Save The Tiger covers just a few days in the life of Harry Stoner, as he searches for some sort of meaning in his life.  He gives a ride to a free-spirited hippie (Laurie Heineman) who offers to have sex with him.  (Harry replies that he’s late for work.)  He accepts an award at an industry dinner and, as he tries to give his acceptance speech, he is haunted by the sight of dead soldiers sitting in the audience.  With Phil, he debates whether or not to balance the books by setting fire to one of their warehouses in order to collect the insurance.  Harry sees a poster imploring him to “Save the Tigers.”  Who can save Harry as he finds himself increasingly overwhelmed by the realities of his life?

As I watched Save the Tiger, I found myself thinking about two other films of the era that featured a middle-aged man dealing with a midlife crisis while searching for meaning in the counterculture.  In Petulia and Breezy, George C. Scott and William Holden each found meaning in a relationship with a younger woman.  And while Petulia and Breezy are both good films, Save The Tiger is far more realistic in its portrayal of Harry’s ennui.  There is no easy solution for Harry.  Even if he accepted the hippie’s offer to “ball” or if he acted on the obvious attraction between himself and Margo, one gets the feeling that Harry would still feel lost.  Harry’s problem isn’t that he’s merely bored with his life.  Harry’s problem is that he yearns for a past that can never be recaptured and which may only exist in his imagination.  If George C. Scott and William Holden were two actors who excelled at playing characters who refused to yield to the world’s demands, Jack Lemmon was an actor who played characters who often seemed to be desperate in their search for happiness.  Save The Tiger features Lemmon at his most desperate, playing a character who has yielded so often and compromised so much that he now has nowhere left to go.

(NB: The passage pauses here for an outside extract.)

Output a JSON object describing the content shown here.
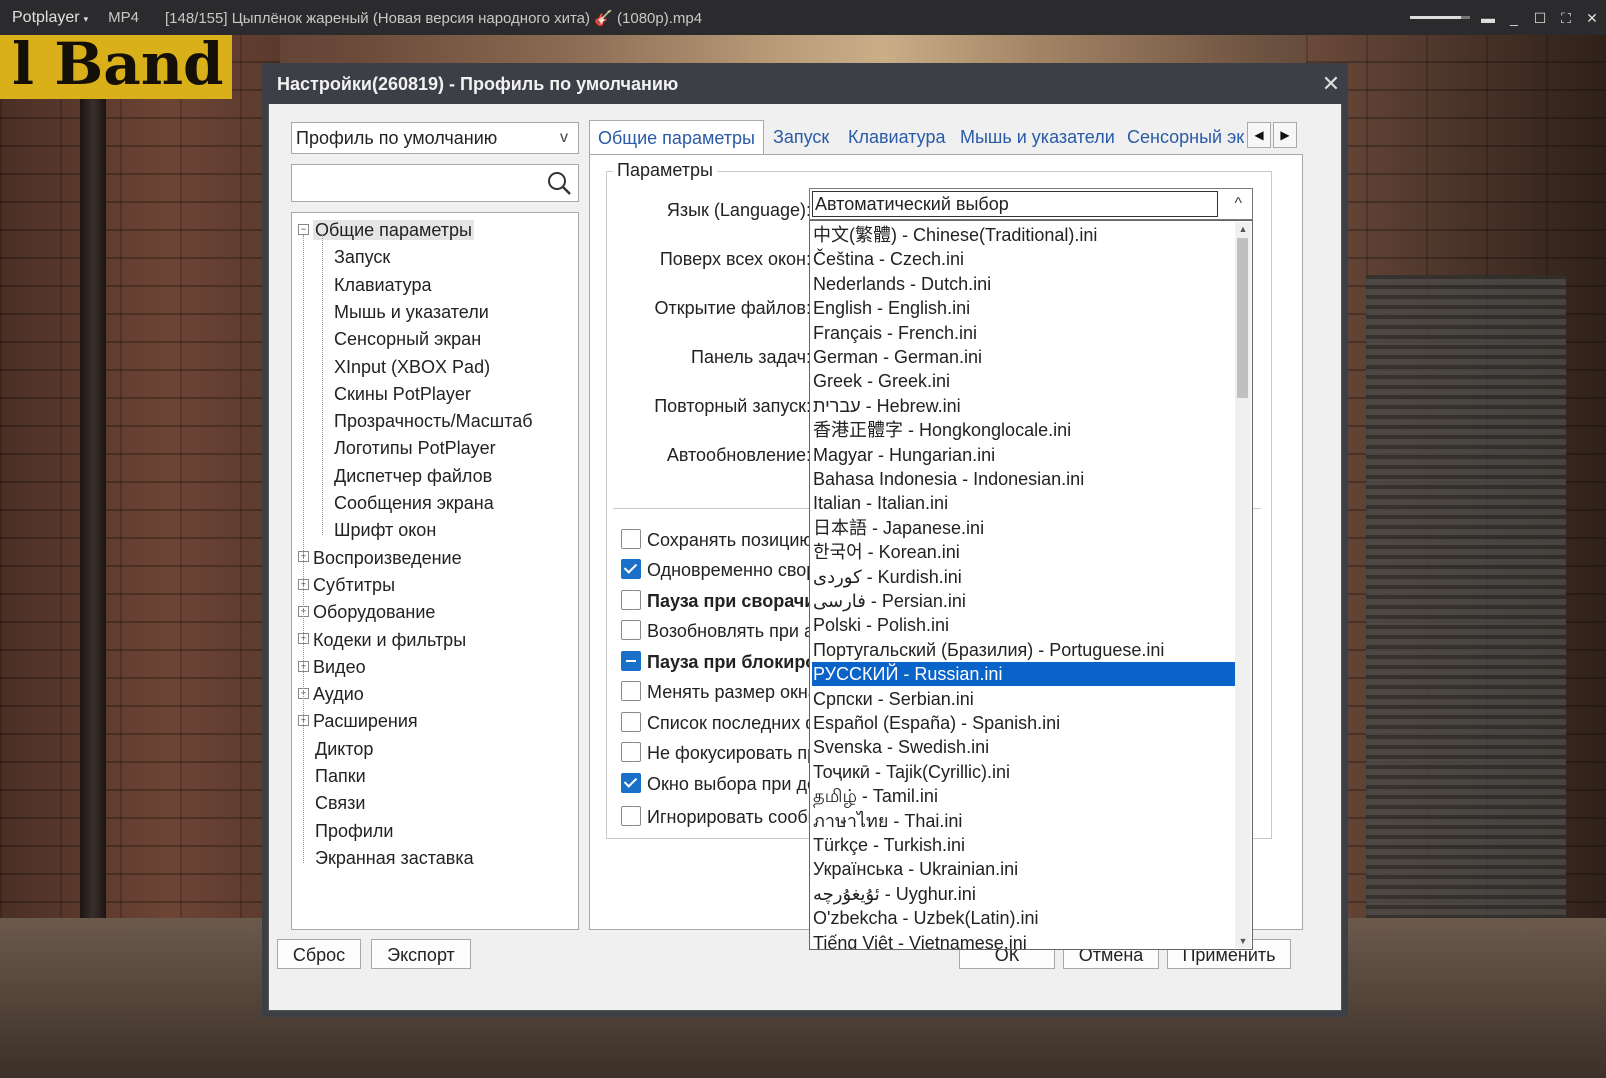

It’s not exactly a cheerful film but it is one that sticks with you.  Jack Lemmon won his second Oscar for his performance as Harry and he certainly deserved it.  Lemmon does a wonderful job generating some sympathy for a character who is not always particularly likable.  Many of Harry’s problems are due to his own bad decisions.  No one forced him to use “ballet with the books” to keep his business open and no one is forcing him to hire arsonist Charlie Robbins (Thayer David, giving a performance that is both witty and sinister at the same time) to burn down not only his warehouse but also an adjoining business that belongs to an acquaintance.  Harry could admit the truth and shut down his business but then how would he afford the home in Beverly Hills and all the other symbols of his success?  Harry yearns for a time when he was young and his decisions didn’t have consequences but that time has passed.

This isn’t exactly the type of film that many would expect from the director of Rocky but director John G. Avildsen does a good job of putting the viewer into Harry’s seedy world.  I especially liked Avilden’s handling of the scene where Harry hallucinates a platoon of wounded soldiers listening to his awards speech.  Instead of lingering on the soldiers, Avildsen instead uses a series of a quick cuts that initially leave the audience as confused as Harry as to what Harry is seeing.  Both Rocky and Save The Tiger are about a man who refuses to give up.  The difference is that perhaps Harry Stoner should.

“You can’t play with us, mister!” a kid yells at Harry when he attempts to recreate the wild pitch that so impressed him as a youth.  In the end, Harry is a man trapped by his memories of the past and his dissatisfaction with the present.  He’s made his decisions and he’ll have to live with the consequences but one is left with the knowledge that, no matter what happens, Harry will be never find the happiness or the satisfaction that he desires.  The tigers can be saved but Harry might be a lost cause.